Но Берлов сидел туча тучей, тихо наливался грозою – а гнев Берлова на Москве знаком. Давно ли за поперечные слова купчине Марселиусу он горло перерезал, едва отвадились с тем. Поймав белесый от бешенства взгляд лекаря, Хитров успокоился, зарокотал, проглатывая остатки смеха:
– Ну что ты, будет тебе, Берлов. На Захарку, что ли, пообиделся? Так плюнь.
– Я вот ему сейчас дам чистительного, чтобы весь на лайно изошел. – Берлов расстегнул камзол, наверное, взаправду полез в зепь за порошком, а после, затаив что-то в пригоршне, потянулся к карле. – Вот сейчас тебе и будет струк...

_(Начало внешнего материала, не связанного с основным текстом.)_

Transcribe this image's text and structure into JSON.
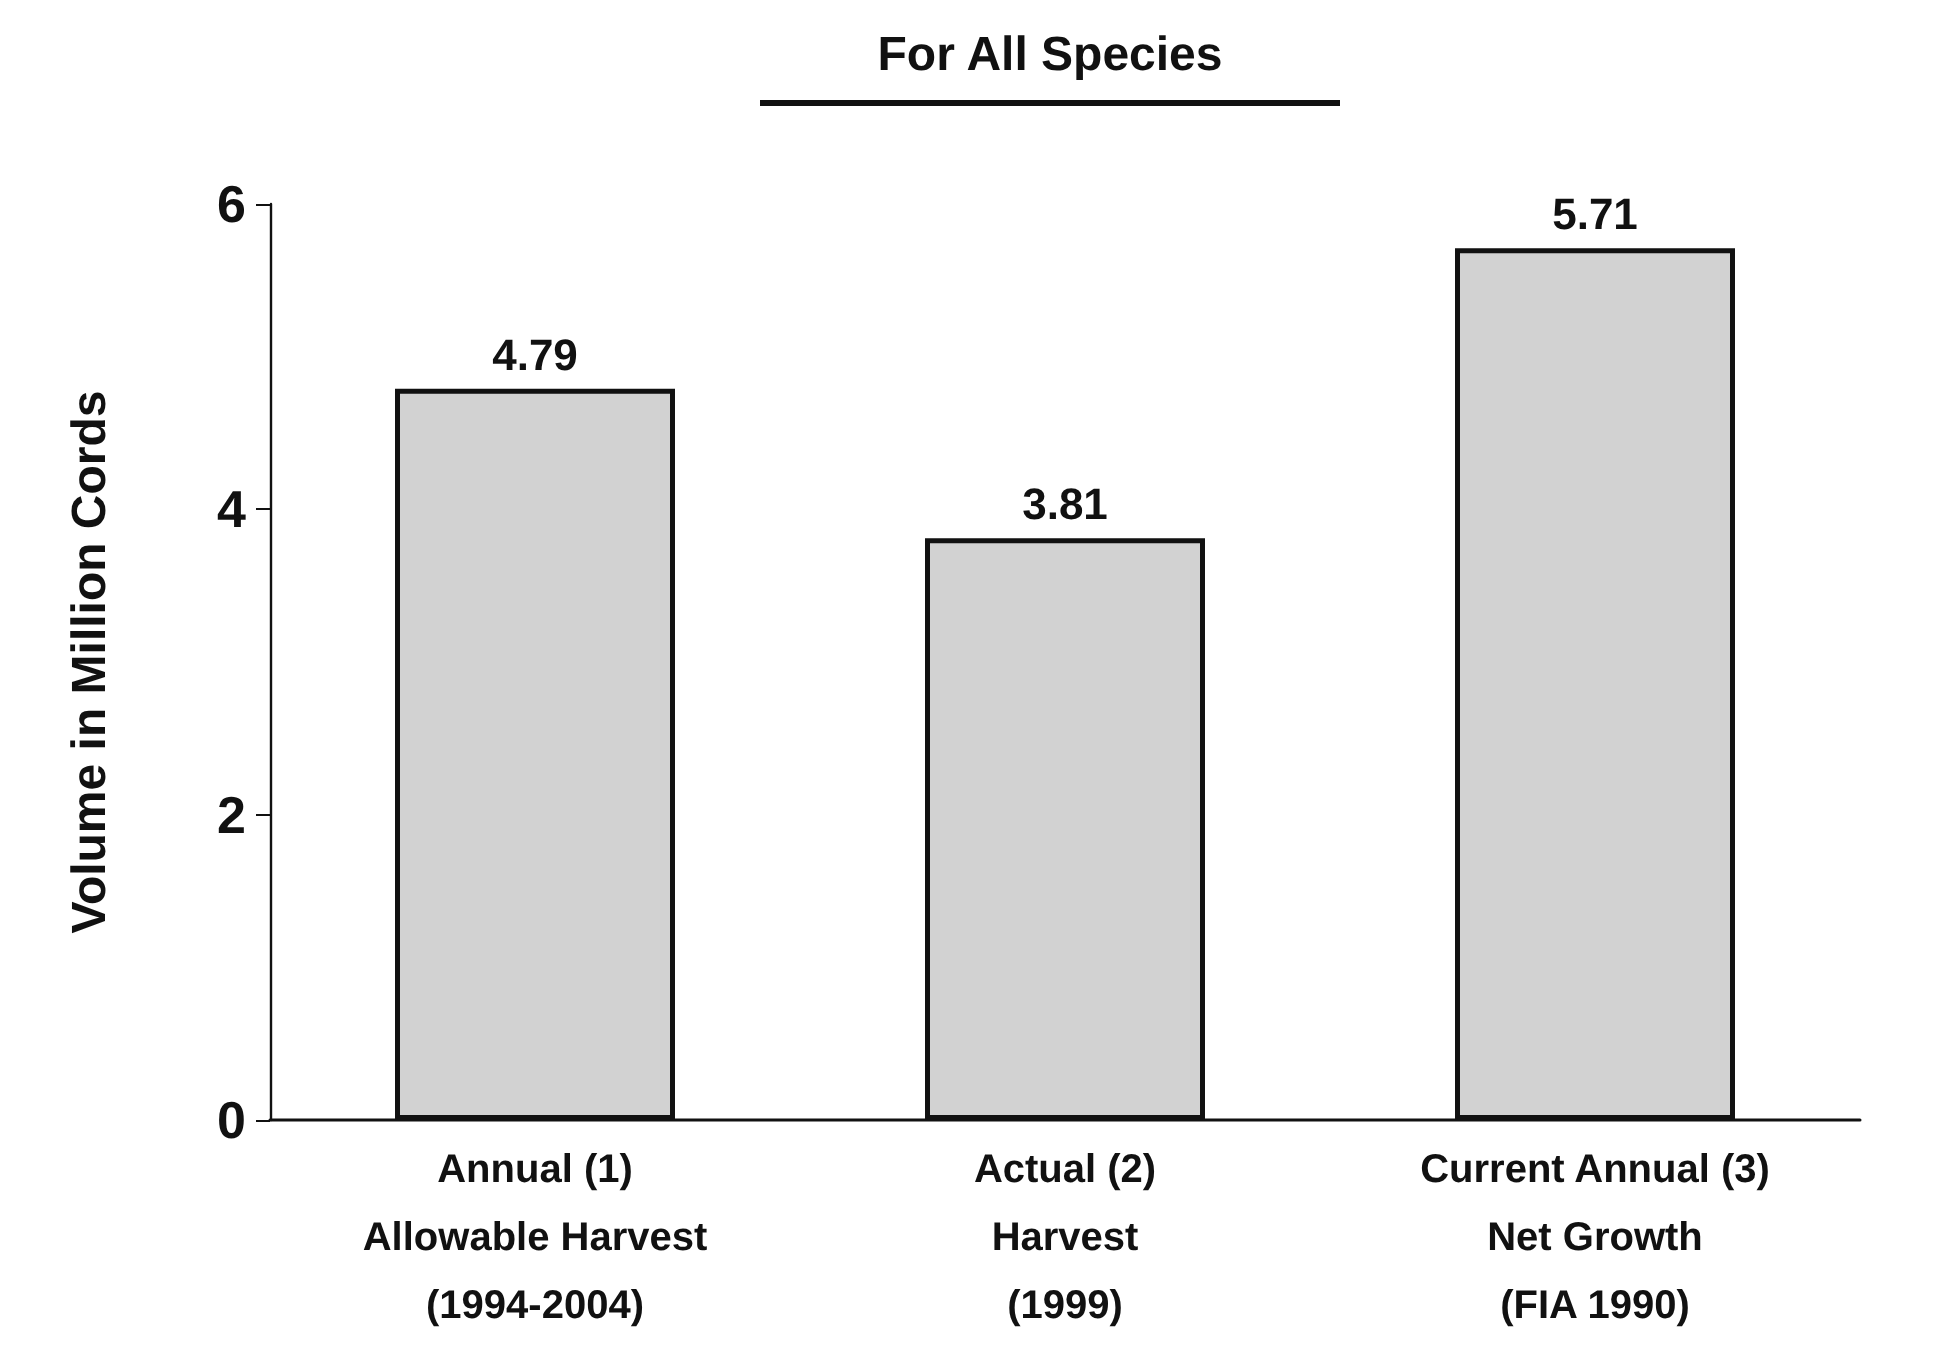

Лекарь хотел поймать карлу за нос и промахнулся: тот ловко отпрянул, состроил испуганную гримасу, обнял хозяина за шею:
– Ой, что-то боюся я его, Богдан Матвеевич. Лутер поганый, алгимей, затянет он нас дуриком в ловушку.
– Поди на конюшни и скажи Федотке, чтоб тебе язычок притупили. – Хитров согнал карлу с колен. – Больно ты востер и неуважлив.
– Неуважлив, да верен, – откликнулся Захарка от двери.
Берлов, провожая карлу нехорошим, запоминающим взглядом, неулыбчиво посоветовал:
– Приказал бы ты его палками почесать... О, майн Готт, руссиш швайн... недопесок.
Хитров улыбнулся, подмигнул отчего-то заговорщицки лекарю и с ласковой миною сказал:
– Я и тебя прикажу постегать, что блюстися не хочешь. Будешь коли рычать, кончишь дни свои в Тоболеске. – Хитров налил немчине из братины и, столкнувшись своим достаканом с его чарою, доверительно продолжил, понизив голос: – Ты, немчин, хочешь меня ухапить, догадываюсь я, а из моей усадьбы становище сделать для своих бессудий. Да записать меня в свои лазутчики и прелагатаи. Не так ли?